Compute $$\iint_D \frac{1}{(1+(x+2y)^2)^2} \,dx\,dy$$ where $D$ is given by $x \geq 0 , \, y \geq 0, \, 1 \leq x+2y \leq 2 \\$.

I am supposed to solve it with the help of contour lines. By drawing $D$ we get a trapezoid with the corners $(1,0), \, (2,0), \, (0, 1/2), \, (0,1)$. A contour line $\gamma$ to $f(x,y) = x+2y$ would be a line segment with end points $(\lambda, \frac{\lambda}{2})$. Consider the area of a trapezoid bounded by the line segment and the line segment with corners $(0, \frac{1}{2}), \, (1,0)$: $$ A(\lambda) = \frac{1}{2}(\sqrt{(1/2)^2+1}+\sqrt{\lambda + (\lambda /2)^2)})\sqrt{(\lambda-1)^2+(\lambda/2-1/2)^2} = \frac{1}{2} \sqrt{5/4} (\lambda +1)(\lambda -1)\sqrt{5/4}=\frac{5}{8} (\lambda^2-1) $$ where, on the right side of the first equality, we are taking the mean of the sides of the trapezoid times the height. The derivative is $A'(\lambda) = \frac{5}{4}\lambda$. The double integral can be computed as a single integral: $$\int_{\lambda=1}^{\lambda=2} \frac{1}{(1+\lambda^2)^2} \frac{5}{4} \lambda \, d \lambda =\cdots=3/16$$ This answer is wrong. The answer sheet says it is $3/40$. What have I done wrong?

Lozansky
  • 1,035

1 Answers1

1

The height of the trapezoid is incorrect. Consider the line $y=2x$ which is perpendicular to the contour lines.

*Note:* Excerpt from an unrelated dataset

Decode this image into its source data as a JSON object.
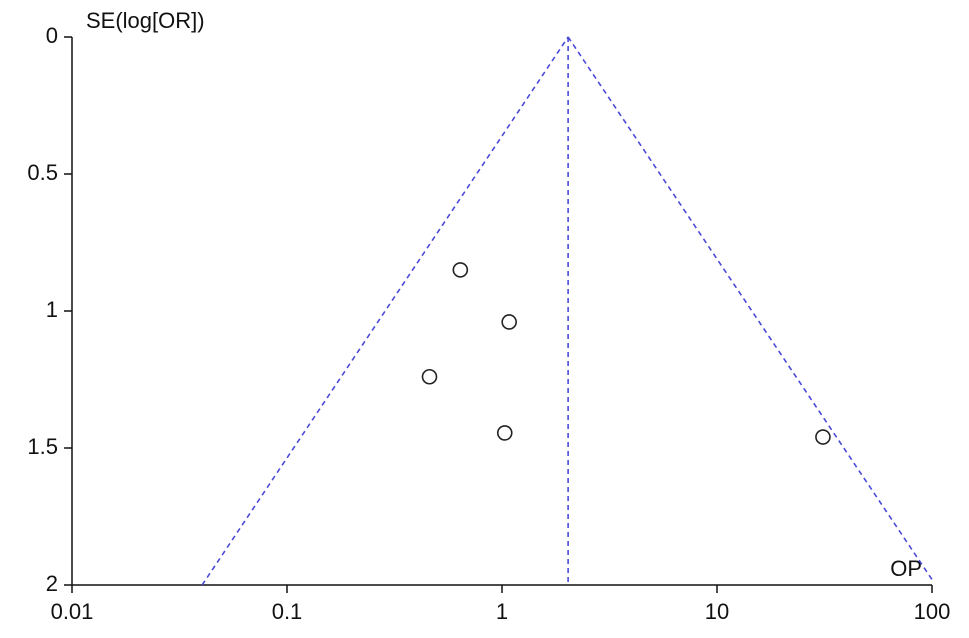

This line intersects the contour $f(x,y) = \lambda$ at $\left(\frac{\lambda}{5} , \frac{2\lambda}{5}\right)$. So, the height is given by $$\sqrt{\left(\frac{\lambda}{5} - \frac{1}{5}\right)^2 + \left( \frac{2\lambda}{5} - \frac{2}{5}\right)^2} = \frac{1}{\sqrt{5}} (\lambda - 1).$$ Using this instead gives $A(\lambda) = \frac{1}{4} \left(\lambda^2-1\right)$ and so $A'(\lambda) = \frac{\lambda}{2}$. Hence, $$\int_{1}^{2} \frac{1}{\left(1+\lambda^2\right)^2} \frac{\lambda}{2} \: d \lambda = \frac{3}{40}.$$